A letter from Visa to the UK Treasury Select Committee, documenting details behind the recent outage which left millions of people unable to complete card transactions, reinforces a critical challenge that organizations face when exposed to a ‘partial failure’ of IT infrastructure. This is according to Peter Groucutt, managing director of Databarracks.
Visa revealed that a ‘rare defect’ to a switch caused a partial failure in its primary UK data centre. The issue delayed its secondary data centre from assuming responsibility for handling all of its card transactions taking place and was the root-cause behind millions of failed card transactions, over 10 hours on Friday 1st June 2018.
In the wake of the outage the Treasury Select Committee contacted the payments firm, seeking clarification over the cause of the outage and assurances to what action Visa is taking to prevent a repeat. Amongst the findings, a number of lessons can be learned says Groucutt:
“Businesses are often better prepared for a complete outage than ‘partial failures’. When a system fails completely the process to failover is more clearly defined. Partial failures however, make that change-over difficult. Once the problem has been identified, you have to make the decision to either fully switch to the secondary system or fix the problem on the primary. Defining the point at which to failover is specific to each organization and the issue you are dealing with.
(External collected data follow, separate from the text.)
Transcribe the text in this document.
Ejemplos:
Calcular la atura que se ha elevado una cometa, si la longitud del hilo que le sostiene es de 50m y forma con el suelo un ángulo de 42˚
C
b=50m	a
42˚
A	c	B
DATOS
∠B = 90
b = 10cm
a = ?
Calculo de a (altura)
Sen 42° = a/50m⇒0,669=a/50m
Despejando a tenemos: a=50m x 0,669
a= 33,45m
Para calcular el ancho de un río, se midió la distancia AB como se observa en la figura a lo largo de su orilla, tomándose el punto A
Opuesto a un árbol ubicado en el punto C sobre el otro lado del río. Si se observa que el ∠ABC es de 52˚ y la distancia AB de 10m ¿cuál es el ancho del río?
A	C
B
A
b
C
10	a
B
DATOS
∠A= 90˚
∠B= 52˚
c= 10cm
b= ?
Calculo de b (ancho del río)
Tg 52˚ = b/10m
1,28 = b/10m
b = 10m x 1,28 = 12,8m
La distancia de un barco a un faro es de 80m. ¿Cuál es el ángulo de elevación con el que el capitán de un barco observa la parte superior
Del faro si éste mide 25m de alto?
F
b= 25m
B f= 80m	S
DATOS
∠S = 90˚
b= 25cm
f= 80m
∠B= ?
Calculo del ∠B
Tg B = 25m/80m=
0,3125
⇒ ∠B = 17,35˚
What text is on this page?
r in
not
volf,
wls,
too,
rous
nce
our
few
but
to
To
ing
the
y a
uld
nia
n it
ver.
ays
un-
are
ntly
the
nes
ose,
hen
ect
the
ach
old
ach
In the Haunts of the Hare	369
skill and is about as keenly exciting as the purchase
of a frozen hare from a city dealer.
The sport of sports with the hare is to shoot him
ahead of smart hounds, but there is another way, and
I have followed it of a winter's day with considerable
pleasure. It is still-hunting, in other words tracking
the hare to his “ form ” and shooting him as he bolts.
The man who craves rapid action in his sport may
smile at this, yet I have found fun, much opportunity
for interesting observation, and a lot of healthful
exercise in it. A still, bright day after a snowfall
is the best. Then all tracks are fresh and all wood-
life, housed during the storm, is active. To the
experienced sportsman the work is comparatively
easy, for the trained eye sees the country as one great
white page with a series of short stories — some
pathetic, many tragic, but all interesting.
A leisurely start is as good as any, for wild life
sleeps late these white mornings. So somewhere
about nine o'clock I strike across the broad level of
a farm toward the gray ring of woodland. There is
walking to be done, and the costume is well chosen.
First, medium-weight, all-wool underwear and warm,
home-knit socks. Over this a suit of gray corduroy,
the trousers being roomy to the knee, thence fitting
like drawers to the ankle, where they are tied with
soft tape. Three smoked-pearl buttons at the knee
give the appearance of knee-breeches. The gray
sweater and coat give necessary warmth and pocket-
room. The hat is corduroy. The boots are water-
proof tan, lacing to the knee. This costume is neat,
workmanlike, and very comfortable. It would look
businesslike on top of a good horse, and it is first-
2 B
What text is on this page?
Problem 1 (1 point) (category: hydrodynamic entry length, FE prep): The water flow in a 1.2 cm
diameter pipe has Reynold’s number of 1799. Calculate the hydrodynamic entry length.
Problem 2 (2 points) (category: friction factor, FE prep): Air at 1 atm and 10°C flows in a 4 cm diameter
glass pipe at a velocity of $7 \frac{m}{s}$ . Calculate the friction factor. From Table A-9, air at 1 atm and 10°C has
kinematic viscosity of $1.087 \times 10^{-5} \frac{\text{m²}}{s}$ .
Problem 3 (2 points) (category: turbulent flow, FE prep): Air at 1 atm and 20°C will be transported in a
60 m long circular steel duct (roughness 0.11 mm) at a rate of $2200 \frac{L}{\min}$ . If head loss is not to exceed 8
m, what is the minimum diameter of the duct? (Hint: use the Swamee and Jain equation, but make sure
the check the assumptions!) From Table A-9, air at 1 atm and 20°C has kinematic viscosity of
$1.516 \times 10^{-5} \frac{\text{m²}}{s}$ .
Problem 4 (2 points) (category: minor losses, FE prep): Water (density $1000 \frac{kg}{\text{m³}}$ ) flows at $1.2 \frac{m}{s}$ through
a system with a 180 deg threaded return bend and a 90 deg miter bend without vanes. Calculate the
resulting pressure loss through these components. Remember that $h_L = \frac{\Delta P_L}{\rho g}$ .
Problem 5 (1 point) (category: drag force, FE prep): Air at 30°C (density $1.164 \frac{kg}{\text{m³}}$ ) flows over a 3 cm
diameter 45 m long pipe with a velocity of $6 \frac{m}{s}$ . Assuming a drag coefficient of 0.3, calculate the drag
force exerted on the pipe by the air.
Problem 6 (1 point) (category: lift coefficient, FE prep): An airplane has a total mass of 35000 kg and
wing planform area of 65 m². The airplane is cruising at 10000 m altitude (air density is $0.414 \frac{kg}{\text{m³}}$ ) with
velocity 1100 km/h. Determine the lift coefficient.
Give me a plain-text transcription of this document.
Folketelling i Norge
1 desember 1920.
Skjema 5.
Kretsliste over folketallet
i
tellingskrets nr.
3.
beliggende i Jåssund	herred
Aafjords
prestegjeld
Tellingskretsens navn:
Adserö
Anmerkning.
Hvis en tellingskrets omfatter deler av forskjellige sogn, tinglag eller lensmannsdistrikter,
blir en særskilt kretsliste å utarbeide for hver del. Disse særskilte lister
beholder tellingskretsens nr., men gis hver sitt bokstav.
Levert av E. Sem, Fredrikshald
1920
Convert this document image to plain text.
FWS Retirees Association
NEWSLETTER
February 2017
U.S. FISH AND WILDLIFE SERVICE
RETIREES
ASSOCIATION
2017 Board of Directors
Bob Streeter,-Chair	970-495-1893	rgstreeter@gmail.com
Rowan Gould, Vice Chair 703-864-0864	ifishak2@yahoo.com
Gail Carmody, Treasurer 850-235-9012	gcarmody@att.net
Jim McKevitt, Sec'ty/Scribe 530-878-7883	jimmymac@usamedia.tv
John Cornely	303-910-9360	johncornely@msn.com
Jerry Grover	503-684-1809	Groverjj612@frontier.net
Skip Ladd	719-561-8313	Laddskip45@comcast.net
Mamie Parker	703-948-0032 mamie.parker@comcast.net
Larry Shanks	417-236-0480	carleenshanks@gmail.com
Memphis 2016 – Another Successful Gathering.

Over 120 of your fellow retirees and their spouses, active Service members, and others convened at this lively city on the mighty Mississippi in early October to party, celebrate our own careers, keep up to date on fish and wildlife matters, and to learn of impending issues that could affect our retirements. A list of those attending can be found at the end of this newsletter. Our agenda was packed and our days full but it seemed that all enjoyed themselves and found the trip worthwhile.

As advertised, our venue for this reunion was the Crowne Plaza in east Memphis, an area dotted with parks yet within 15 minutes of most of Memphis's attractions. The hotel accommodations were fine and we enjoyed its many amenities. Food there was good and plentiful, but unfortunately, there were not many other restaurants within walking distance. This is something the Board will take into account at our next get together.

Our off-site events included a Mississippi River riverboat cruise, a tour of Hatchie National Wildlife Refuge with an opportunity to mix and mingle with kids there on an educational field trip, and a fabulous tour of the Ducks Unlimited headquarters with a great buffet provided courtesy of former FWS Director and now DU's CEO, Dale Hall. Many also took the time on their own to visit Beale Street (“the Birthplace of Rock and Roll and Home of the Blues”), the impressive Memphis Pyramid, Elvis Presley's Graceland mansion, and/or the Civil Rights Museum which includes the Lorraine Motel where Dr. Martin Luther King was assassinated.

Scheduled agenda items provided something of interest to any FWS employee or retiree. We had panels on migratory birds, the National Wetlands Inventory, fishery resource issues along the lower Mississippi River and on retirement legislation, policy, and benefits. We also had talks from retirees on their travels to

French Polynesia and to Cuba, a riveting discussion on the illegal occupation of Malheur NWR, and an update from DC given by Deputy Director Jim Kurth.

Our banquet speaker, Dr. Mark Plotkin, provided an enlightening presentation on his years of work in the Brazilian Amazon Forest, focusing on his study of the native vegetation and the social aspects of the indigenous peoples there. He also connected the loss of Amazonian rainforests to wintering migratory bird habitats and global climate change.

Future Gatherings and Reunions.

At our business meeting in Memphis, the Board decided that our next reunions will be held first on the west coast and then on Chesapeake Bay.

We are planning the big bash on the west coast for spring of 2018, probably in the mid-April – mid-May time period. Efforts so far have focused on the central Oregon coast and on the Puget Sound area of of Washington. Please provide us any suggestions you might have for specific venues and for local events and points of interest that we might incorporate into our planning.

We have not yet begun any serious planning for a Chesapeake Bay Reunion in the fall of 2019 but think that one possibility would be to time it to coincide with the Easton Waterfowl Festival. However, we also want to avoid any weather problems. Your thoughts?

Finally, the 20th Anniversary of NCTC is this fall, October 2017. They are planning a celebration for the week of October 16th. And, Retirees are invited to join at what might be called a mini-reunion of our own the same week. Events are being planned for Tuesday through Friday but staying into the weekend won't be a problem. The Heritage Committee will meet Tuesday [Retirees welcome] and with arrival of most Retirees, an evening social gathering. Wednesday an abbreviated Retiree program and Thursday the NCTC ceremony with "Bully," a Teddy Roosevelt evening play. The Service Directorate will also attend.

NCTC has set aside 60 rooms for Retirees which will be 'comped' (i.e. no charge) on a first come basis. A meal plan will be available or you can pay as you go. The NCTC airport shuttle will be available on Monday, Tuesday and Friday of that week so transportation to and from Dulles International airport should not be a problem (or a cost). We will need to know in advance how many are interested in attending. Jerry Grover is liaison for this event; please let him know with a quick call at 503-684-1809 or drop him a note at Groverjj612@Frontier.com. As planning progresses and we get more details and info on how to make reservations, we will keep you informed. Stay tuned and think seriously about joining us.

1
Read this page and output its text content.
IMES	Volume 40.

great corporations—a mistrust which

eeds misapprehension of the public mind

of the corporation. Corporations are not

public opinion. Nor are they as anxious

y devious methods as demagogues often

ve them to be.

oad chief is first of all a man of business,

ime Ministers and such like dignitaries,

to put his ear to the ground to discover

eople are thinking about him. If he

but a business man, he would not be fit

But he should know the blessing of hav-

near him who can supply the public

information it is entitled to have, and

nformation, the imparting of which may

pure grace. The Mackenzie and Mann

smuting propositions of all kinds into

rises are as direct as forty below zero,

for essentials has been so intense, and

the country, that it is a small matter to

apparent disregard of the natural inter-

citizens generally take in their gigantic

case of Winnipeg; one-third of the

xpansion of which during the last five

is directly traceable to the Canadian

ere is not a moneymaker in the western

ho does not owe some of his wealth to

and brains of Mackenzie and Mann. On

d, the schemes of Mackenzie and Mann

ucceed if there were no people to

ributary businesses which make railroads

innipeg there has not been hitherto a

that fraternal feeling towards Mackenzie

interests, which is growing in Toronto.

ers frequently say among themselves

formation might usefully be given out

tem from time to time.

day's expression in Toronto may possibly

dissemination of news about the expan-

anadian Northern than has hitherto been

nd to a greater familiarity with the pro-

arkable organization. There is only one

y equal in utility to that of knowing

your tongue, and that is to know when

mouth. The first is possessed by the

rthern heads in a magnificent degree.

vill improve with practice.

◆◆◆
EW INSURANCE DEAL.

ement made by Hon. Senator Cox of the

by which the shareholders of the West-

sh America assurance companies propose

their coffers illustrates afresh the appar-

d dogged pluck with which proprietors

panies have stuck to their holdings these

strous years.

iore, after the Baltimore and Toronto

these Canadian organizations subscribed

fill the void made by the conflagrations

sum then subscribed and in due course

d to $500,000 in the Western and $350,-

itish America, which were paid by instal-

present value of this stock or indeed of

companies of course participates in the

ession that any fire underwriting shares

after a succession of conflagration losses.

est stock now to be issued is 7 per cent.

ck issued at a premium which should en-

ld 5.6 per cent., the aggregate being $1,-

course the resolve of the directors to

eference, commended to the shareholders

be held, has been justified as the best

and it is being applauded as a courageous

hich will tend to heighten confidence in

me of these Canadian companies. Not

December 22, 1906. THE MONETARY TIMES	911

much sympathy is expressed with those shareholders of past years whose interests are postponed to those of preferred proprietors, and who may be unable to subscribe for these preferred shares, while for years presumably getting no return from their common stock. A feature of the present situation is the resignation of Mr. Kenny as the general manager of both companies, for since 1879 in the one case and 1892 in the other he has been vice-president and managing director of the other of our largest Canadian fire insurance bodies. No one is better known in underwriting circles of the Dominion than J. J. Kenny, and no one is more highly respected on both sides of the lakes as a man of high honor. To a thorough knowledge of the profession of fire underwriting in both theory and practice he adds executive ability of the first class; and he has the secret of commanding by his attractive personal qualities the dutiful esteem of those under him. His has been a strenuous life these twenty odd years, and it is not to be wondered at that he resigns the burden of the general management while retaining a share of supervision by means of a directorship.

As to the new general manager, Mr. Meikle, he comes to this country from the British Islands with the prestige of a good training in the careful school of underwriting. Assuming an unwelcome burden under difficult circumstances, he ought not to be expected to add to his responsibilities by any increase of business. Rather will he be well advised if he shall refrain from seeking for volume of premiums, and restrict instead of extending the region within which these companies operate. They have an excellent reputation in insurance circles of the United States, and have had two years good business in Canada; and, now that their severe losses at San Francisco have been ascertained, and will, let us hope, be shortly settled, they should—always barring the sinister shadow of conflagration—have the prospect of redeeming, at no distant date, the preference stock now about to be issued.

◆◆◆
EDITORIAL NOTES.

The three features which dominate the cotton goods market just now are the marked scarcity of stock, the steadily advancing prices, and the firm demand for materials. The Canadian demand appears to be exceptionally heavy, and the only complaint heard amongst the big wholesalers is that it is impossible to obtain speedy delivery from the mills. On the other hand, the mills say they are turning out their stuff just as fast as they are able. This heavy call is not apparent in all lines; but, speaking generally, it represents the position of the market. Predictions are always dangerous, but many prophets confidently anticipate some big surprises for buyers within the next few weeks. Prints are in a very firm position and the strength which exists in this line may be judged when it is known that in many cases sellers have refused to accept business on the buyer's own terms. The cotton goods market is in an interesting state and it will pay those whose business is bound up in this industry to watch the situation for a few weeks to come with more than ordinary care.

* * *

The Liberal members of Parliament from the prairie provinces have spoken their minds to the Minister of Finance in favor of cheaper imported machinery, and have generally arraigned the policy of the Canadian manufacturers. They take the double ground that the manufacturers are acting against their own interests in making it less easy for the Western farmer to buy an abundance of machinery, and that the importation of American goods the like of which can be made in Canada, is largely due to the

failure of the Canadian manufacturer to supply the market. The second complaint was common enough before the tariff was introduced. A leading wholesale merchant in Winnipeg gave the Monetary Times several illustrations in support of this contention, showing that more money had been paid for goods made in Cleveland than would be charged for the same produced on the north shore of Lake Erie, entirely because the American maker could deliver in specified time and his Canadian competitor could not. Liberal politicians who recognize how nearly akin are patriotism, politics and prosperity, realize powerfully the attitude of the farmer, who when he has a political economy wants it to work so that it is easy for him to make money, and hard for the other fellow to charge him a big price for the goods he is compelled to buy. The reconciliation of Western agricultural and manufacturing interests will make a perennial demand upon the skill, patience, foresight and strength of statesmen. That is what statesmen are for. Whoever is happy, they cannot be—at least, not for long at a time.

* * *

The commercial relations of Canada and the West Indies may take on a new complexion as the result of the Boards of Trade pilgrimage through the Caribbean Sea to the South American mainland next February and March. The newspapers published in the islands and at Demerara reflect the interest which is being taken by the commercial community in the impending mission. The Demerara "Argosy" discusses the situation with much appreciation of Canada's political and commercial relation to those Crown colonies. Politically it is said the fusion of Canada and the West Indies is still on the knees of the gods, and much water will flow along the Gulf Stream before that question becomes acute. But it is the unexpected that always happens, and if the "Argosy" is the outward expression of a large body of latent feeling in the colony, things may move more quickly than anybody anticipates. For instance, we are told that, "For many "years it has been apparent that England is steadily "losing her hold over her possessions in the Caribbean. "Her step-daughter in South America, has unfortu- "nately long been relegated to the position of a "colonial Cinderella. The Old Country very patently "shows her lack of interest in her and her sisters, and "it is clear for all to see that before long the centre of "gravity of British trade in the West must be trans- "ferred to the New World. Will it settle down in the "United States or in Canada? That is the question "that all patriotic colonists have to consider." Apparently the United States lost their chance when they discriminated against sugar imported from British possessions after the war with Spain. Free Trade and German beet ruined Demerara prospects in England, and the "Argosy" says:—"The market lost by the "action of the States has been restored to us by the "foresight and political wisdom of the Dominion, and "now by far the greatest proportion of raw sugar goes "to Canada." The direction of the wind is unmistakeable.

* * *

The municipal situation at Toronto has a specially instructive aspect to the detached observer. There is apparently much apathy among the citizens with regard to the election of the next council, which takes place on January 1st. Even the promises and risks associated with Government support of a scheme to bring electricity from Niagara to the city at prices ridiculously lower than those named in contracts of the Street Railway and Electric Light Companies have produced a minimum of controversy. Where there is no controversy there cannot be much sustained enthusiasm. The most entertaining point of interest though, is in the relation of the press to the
“A switch issue, for instance, will require a different response to a natural disaster. An organization with good incident and crisis management processes will have these processes in place – decisions will already have been made and documented, so in the event of an incident, a business knows exactly what to do.
“In practice, a business might decide that it can’t tolerate an outage of longer than four hours. If it takes two hours to be fully operational at a second site, it then leaves you a window of just two hours to fix that issue before committing to fail-over.
“We would expect Visa to have a very mature incident management process in place and based on the reports, that was absolutely the case. Partial failures can be very difficult to plan for and mange, but the issue was identified, and response protocols initiated.
“The lessons Visa can take from the incident is that they weren’t prepared for this particular partial failure and should address this by building new processes to allow the backup switch to take over. We can all do the same.
“It is a good idea to include issues like this in your testing. It’s not just switches – we’ve seen exactly this issue for UPS systems and generators too. An organization will have a testing schedule for each of these technologies, so it’s important to include the impact of partial failures to these. A business should think about how quickly it can identify what the issue is and importantly, the actions which then need to be taken to either fix the problem and recover or alternatively, manually take it offline and failover to a secondary site.”